Now, rather than swimming along off the bottom you need to go all the way down and lie still for as long as you can. You should get right up close to the weed to hide your size and scratch around clicking stones together and throwing handfuls of sand up to mimic feeding fish. This will hopefully entice any target species to come in and check you out.
You can move around to better vantage points if you feel you need to but it is important to stay put in each spot long enough for fish to find you without being spooked. As you hit the bottom all the little bait fish will move off but once you have settled and stop wriggling around they’ll come back again.
The trick is to stop kicking a couple of metres off the bottom and just glide the rest of the way so the little fish don’t get too alarmed and come back in sooner. You also use the reactions of the bait fish to judge how fast you can move along the bottom. If you move too quickly they’ll spook and dart off whereas if you creep along carefully the schools will just open up as you pass without becoming frightened.
On this day we started to see much greater concentrations of goatfish on the bottom and then we bumped into huge schools of Jack mackerel. I’ve found Jack mackerel aren’t always much of an indication of anything and will just as often be found as often in the dead areas as the fishy ones.

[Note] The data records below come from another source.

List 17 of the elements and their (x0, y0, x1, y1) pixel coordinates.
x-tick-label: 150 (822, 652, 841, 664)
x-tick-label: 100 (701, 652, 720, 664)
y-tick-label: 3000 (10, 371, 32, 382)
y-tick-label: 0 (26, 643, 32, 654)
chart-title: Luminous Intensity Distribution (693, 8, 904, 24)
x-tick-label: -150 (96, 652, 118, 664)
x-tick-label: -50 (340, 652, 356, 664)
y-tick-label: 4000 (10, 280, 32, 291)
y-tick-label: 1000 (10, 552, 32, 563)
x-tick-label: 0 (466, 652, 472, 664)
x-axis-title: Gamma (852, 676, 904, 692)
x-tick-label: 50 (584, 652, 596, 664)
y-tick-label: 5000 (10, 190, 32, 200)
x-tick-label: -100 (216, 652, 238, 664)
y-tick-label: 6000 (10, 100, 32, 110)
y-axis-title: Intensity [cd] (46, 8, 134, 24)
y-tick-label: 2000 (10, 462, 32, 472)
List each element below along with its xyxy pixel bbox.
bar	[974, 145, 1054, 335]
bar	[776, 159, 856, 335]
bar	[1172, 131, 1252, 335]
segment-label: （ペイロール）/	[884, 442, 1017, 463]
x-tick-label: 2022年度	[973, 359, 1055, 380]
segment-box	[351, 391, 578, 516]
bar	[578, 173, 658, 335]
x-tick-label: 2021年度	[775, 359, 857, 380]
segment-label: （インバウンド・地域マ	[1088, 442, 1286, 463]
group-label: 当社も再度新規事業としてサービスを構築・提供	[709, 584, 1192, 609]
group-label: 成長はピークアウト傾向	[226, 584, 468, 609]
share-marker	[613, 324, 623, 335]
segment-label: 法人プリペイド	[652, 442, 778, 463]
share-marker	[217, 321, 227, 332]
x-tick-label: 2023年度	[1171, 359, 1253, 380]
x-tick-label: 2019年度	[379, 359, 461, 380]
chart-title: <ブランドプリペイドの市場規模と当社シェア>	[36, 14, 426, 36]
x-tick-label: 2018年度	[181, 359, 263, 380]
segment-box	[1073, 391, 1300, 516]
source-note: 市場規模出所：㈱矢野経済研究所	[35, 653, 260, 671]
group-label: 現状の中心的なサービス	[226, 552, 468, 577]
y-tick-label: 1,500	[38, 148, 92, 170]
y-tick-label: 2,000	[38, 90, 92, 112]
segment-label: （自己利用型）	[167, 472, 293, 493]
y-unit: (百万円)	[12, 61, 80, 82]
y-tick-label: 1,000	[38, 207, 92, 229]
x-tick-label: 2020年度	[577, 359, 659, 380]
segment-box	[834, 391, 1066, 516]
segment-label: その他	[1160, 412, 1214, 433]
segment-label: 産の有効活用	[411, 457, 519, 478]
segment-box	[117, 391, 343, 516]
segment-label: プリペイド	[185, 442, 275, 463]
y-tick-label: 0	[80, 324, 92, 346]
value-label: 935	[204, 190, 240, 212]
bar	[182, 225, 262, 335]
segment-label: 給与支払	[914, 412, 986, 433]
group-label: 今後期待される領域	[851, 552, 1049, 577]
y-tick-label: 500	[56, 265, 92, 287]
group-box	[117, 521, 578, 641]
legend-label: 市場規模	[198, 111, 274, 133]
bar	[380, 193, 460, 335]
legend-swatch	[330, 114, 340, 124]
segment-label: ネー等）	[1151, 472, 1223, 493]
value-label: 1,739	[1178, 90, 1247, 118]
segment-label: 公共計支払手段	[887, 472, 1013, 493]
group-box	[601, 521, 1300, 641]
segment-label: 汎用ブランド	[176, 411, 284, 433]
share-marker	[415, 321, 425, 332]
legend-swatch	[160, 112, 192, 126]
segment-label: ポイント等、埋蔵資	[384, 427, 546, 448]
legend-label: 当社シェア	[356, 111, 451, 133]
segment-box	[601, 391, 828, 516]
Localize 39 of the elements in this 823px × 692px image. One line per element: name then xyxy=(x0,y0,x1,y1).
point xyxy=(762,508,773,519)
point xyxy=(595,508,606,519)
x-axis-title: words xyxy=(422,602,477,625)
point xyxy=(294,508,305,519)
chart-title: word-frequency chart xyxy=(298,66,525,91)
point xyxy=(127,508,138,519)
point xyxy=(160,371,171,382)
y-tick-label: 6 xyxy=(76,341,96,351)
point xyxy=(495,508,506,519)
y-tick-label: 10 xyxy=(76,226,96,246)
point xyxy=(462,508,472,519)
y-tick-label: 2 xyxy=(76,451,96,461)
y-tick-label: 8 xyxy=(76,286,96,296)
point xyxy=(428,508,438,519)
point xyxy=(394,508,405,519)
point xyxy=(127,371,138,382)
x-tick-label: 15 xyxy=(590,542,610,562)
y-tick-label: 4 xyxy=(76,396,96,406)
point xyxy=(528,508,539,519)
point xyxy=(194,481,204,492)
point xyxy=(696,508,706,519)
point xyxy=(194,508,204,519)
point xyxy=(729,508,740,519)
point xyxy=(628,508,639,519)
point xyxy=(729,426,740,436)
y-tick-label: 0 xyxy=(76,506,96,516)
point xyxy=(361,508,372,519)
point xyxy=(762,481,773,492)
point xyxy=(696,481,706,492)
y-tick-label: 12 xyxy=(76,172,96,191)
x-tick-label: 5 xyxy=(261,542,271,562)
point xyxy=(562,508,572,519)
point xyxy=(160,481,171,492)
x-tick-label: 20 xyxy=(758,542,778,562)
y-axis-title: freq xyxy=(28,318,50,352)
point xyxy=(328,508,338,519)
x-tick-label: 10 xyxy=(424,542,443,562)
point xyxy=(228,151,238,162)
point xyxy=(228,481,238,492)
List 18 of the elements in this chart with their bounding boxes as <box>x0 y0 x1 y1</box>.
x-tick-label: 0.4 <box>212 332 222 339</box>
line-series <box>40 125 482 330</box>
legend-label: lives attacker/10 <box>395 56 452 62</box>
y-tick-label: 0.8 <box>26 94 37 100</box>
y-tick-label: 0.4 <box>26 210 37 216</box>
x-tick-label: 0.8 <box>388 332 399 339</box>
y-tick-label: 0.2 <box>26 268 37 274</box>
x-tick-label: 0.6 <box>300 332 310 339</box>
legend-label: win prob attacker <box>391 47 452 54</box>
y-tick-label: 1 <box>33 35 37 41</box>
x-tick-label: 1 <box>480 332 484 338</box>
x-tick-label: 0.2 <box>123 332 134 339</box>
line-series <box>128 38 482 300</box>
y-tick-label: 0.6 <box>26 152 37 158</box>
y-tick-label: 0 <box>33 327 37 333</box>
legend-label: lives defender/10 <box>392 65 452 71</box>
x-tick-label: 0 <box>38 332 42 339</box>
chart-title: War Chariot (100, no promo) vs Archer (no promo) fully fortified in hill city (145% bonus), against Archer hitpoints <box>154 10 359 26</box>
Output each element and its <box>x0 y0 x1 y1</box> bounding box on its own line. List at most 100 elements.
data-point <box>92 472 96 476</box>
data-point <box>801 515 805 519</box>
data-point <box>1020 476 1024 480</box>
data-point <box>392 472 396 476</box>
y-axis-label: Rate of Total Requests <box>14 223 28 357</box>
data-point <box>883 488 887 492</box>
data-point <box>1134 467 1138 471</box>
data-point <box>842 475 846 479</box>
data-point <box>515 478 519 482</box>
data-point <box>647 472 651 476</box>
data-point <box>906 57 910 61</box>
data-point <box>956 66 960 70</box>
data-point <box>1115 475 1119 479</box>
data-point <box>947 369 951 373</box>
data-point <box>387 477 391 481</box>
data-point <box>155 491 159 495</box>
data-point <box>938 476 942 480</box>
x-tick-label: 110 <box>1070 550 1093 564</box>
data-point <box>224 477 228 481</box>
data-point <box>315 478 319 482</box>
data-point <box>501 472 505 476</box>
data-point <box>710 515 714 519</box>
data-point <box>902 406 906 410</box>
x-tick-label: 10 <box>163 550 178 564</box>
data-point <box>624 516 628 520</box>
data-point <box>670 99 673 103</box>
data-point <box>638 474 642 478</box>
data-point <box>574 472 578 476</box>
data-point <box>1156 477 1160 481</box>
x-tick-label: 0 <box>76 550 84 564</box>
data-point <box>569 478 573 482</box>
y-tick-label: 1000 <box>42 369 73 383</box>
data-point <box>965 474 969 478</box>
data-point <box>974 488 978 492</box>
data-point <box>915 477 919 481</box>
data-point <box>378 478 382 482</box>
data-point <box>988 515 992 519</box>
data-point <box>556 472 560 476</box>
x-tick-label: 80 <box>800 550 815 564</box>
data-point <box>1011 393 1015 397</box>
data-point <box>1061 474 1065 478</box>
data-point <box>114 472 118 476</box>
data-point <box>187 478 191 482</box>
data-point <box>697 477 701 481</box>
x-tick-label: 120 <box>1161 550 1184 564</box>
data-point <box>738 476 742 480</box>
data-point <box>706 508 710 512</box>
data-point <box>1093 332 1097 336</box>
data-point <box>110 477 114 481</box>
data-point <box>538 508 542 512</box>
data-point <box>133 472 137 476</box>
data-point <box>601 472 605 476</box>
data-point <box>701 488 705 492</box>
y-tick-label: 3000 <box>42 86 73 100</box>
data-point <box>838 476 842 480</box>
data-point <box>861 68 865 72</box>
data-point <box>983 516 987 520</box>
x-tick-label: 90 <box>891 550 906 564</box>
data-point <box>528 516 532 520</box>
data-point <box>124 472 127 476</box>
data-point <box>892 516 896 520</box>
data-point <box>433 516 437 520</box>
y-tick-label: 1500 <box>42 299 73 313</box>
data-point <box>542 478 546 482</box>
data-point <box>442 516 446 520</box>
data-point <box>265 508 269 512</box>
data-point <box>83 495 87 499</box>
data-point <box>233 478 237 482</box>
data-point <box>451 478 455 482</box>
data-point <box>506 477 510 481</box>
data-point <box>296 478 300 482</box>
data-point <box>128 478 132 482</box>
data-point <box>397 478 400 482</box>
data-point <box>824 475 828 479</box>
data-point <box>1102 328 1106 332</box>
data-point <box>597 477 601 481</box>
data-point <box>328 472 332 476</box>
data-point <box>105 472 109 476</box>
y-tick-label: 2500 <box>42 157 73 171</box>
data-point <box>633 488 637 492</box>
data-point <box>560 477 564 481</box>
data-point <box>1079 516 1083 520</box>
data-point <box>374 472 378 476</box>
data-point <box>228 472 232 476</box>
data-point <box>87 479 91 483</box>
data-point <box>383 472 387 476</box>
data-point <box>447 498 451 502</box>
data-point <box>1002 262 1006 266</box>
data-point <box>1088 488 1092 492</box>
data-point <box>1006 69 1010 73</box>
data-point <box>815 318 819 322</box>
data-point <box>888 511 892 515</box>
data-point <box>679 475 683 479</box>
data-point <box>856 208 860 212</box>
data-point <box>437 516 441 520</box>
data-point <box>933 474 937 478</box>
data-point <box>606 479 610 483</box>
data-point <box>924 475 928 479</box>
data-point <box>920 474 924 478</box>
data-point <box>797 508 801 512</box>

However, this school was hanging around the highest current area with lots of other fish so we knew something would be chasing them.
We slowed right down and continued to work one up, one down but now we would lie still while we were on the bottom.
Almost straight away Blair found a big John dory parked up on the weed edge stalking the goatfish and minutes later found another one. While he was reloading after his second JD I saw some big shapes coming in and dived.
No sooner had I hit the bottom than I was swarmed by a mob of good kingies. I picked what I thought was the best and squeezed the trigger. After stowing my kingy in our plat (a type of tow boat used to transport our catch) I dived again and nearly crashed into another John dory. As I was swimming to put him in the plat I saw Blair give the coup de grace to another solid kingy.
In no more than about fifteen minutes we’d landed two good kingies and three John dory so with more than enough fish to keep us going for a while we decided to swim back.
Now I’m not going to pretend to have that sort of success every dive, days like that are the exception, but by applying a bit of knowledge and good technique we were in the right place at the right time to take advantage of some exceptionally good mid winter conditions. A few hours either side and we would have found totally different conditions and probably come home with very little. We’re both going to remember this day for a very long time.
So don’t let the lack of a boat ride put you off getting out there. Instead, get to know your local shore diving sites really well and learn how to judge the conditions to maximise your time in the right spots. Remember, the further you swim to shoot a fish the better its going to taste.